See the discussion somewhere of last mile issues. You could have a small fleet of Sprinter vans that shuttle students between those campuses and a parkway station at the edge of town to feed the train. But of course they don't. It probably takes just as long to drive downtown to the station and find parking as it does to teh other end of the line.
 #1637863  by Vincent
 
https://www.oregon.gov/odot/About/GR/20 ... Report.pdf

The Q4 2023 ridership numbers have been released.
Ridership for October through December 2023
• Fourth quarter ridership was up 5 percent over the third quarter of 2023.

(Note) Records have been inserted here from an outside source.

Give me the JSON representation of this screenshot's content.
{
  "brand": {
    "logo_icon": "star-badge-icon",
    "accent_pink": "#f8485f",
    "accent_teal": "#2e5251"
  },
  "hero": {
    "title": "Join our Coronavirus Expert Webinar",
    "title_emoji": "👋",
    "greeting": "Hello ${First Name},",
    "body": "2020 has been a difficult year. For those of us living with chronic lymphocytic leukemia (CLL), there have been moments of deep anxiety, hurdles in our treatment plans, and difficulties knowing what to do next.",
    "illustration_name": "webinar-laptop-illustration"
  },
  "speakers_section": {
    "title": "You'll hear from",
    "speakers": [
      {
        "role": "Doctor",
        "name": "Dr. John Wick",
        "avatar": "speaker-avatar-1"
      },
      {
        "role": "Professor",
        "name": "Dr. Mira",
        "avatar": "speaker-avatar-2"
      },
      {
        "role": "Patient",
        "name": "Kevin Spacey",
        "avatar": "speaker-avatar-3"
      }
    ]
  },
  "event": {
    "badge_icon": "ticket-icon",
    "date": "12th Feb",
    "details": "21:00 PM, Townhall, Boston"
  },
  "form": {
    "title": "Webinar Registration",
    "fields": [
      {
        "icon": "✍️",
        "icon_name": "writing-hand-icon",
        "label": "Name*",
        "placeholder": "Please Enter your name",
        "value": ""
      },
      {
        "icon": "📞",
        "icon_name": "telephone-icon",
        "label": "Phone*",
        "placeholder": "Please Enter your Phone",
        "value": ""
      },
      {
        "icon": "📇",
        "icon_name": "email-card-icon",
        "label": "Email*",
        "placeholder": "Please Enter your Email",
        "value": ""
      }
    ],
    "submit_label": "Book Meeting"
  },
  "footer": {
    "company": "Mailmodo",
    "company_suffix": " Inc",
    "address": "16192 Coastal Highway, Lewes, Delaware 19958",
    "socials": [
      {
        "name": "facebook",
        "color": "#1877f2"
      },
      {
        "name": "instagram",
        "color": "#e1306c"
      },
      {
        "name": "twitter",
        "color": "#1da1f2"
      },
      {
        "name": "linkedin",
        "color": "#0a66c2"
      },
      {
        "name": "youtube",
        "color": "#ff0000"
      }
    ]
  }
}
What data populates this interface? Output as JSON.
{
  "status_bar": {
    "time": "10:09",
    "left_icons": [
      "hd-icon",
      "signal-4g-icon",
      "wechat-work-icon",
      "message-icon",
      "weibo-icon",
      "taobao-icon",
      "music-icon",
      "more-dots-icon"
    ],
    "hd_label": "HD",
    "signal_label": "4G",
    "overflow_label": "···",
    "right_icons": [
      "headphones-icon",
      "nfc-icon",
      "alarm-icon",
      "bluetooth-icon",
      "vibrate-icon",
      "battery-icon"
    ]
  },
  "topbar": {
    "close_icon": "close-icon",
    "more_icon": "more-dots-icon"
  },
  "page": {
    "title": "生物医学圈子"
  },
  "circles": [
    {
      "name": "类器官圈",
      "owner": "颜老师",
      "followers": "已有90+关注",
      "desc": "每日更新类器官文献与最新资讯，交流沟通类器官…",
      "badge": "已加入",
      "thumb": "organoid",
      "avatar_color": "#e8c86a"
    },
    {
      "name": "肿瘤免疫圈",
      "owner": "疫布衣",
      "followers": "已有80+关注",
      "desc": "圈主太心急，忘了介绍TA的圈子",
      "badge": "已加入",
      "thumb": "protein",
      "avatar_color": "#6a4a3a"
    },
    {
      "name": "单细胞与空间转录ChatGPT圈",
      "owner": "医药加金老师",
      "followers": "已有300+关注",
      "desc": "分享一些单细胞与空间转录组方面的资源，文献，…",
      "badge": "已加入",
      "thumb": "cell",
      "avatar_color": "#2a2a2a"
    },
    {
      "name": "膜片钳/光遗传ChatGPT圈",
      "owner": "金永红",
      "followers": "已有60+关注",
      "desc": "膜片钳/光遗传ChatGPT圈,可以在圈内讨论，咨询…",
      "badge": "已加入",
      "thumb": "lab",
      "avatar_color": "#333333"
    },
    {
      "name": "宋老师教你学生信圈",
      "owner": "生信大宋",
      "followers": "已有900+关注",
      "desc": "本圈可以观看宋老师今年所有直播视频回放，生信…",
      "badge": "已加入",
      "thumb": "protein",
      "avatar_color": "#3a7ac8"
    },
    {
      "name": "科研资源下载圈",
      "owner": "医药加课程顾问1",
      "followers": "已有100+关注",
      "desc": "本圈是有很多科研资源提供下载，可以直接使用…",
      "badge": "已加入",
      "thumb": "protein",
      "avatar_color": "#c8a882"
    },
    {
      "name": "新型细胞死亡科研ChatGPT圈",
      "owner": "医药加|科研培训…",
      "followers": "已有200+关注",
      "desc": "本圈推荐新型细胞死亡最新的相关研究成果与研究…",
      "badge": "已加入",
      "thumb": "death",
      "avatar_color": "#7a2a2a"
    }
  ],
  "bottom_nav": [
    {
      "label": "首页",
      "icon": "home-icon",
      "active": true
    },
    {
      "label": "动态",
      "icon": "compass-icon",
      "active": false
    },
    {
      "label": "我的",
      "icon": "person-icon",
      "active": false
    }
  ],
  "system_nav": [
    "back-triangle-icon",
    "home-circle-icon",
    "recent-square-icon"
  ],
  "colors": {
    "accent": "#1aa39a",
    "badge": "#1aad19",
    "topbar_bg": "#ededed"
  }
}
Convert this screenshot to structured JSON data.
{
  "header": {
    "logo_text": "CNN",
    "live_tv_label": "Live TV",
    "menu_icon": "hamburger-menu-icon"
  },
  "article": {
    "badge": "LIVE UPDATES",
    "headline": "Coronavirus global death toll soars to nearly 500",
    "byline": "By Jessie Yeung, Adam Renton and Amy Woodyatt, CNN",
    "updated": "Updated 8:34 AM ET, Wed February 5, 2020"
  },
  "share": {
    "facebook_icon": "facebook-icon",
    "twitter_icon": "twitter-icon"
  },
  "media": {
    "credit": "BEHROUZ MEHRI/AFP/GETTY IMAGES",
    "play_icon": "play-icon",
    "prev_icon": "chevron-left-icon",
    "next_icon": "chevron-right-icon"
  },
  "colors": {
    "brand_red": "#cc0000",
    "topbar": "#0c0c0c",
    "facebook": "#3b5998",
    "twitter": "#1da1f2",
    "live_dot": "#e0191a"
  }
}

• The pre-pandemic baseline for comparison purposes is 2019. Ridership for the fourth quarter of 2023
on the Oregon portion of the Amtrak Cascades route was 35 percent higher than the fourth quarter
of 2019, continuing the upward trend of ridership recovery since the pandemic.
• Ridership for the months of November and December exceeded all previous years’ ridership for
those same months.
Can we stop with the doom and gloom reporting of Cascades ridership in Oregon? The numbers indicate that ridership is over 100 passengers per train (not great), but it is growing rapidly (+35% over 2019 and the highest in history). There's still plenty of room for improvement, but the trend lines are very positive.
 #1637864  by Vincent
 
Vincent wrote: Thu Feb 01, 2024 9:35 pm https://www.oregon.gov/odot/About/GR/20 ... Report.pdf

The Q4 2023 ridership numbers for the Oregon trains have been released.
Ridership for October through December 2023
• Fourth quarter ridership was up 5 percent over the third quarter of 2023.
• The pre-pandemic baseline for comparison purposes is 2019. Ridership for the fourth quarter of 2023
on the Oregon portion of the Amtrak Cascades route was 35 percent higher than the fourth quarter
of 2019, continuing the upward trend of ridership recovery since the pandemic.
• Ridership for the months of November and December exceeded all previous years’ ridership for
those same months.
Can we stop with the doom and gloom reporting of Cascades ridership in Oregon? The numbers indicate that ridership is over 100 passengers per train (not great), but it is growing rapidly (+35% over 2019 and the highest in history). There's still plenty of room for improvement, but the trend lines are very positive.
 #1637902  by Tadman
 
At 74 passengers per car, that is 1.3 cars filled. Given the amount of colleges and government business on line, this should be 4-5 cars per train and 4-5 trains per day.
 #1637950  by Vincent
 
ODOT has plans for a 4+1 schedule between Eugene and Portland (4 Cascades roundtrips + 1 Starlight). But plans don't mean anything without the enthusiasm of the host railroad and lots of public money, both of which have historically been in short supply in OR.
 #1637953  by Vincent
 
And if you're a student of Western Oregon University, Linfield University, Pacific University, George Fox University, Reed College, University of Portland, Western University of Health Sciences? Yeah, Amtrak don't serve you, either.
What does this mean? U of Portland and Reed are within Portland's city limits and well-served by public transit. Most of the others are within 25 miles of an Amtrak station. I think college students have figured out how to use ride share apps.